Lunch all you can eat buffet = 14.90€
Bottomless family dinner = 24.90€ (drinks not included)
Seoul Restaurant – Exotic restaurants
Where: Praterstraße 26, 1020
MON–SAT: 11:30am–2:30pm & 6pm–10pm
This modest, yet popular small Korean restaurant in Vienna’s 2nd district will have you chowing down on Kimchi and grilling up your own meal on a table-top grill, while loving every minute of it. Seekers of Korean kitchen know this little family-run restaurant as one of the go-to places in the city for the all-round dining experience of the Korean-style BBQ.

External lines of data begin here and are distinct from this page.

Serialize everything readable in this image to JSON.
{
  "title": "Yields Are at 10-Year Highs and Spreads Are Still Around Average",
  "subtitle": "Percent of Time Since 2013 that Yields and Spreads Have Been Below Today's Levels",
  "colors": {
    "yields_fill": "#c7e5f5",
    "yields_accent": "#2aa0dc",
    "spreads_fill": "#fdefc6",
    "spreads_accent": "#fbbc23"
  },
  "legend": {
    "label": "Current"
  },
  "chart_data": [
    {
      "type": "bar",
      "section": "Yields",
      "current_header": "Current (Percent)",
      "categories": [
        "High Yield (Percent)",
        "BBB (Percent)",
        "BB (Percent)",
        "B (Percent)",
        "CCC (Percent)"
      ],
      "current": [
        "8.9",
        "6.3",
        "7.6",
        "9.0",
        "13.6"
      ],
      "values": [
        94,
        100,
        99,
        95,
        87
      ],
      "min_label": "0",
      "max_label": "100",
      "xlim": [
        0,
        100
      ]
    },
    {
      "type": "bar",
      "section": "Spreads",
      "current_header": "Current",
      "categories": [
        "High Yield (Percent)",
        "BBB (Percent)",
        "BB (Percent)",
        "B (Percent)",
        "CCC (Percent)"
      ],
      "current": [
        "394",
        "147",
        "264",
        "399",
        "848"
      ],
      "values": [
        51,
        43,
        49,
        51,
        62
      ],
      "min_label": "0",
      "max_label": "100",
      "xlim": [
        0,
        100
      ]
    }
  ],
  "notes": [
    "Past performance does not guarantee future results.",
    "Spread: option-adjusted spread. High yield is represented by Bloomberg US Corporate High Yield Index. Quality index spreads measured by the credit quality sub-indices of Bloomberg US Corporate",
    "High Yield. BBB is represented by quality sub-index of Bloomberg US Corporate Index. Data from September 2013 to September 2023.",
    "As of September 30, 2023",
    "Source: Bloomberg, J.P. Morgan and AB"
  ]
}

Almost elbowing fellow eaters, we find ourselves staring hungrily at the plain, gray table and desperately waiting for someone to take our order as we watch the delicious and exotic looking array of barbecued dishes, stews and stir-fries served by the smiling, warm staff. The unfamiliar menu may seem rather strange to those uneducated on the Korean kitchen, but the staff here are happy to walk you through it. For us, the choice is simple – the gogigui (Korean BBQ) for two. You’ll most probably start here with a bowl of kimchi (sour and spicy pickled cabbage drowned in chili sauce) and a pickled turnip, just as spicy. These are the garnishes that belong to every Korean meal. Then after a Miso and a few golden gyozas, a gas cooker and grill is placed in front of us. In between our waitress adjusting the gas to the grill, someone from the kitchen keeps handing her more plates, starting with salad leaves, garlic, chilies, mushrooms, onion rings, and finally, the thin slices of marinated beef. All raw…until we start grilling it all, that is. Korean BBQ is also a great social dining option for a meal with a group of friends. The leftover zing from the spice on our tastebuds that are sizzling remains long after the grill is turned off. Read our full review of Seoul restaurant, here.
We recommend… that you explore when it comes to what to drink here. Besides Korean beer, they also serve specific drinks like the Makgeolli (a slightly sweet, milky alcoholic beverage made of rice) and Ginseng Schnapps. The non-alcoholic list surprises with ginseng and genmaicha tea (a Japanese sort of green tea prepared with roasted brown rice)!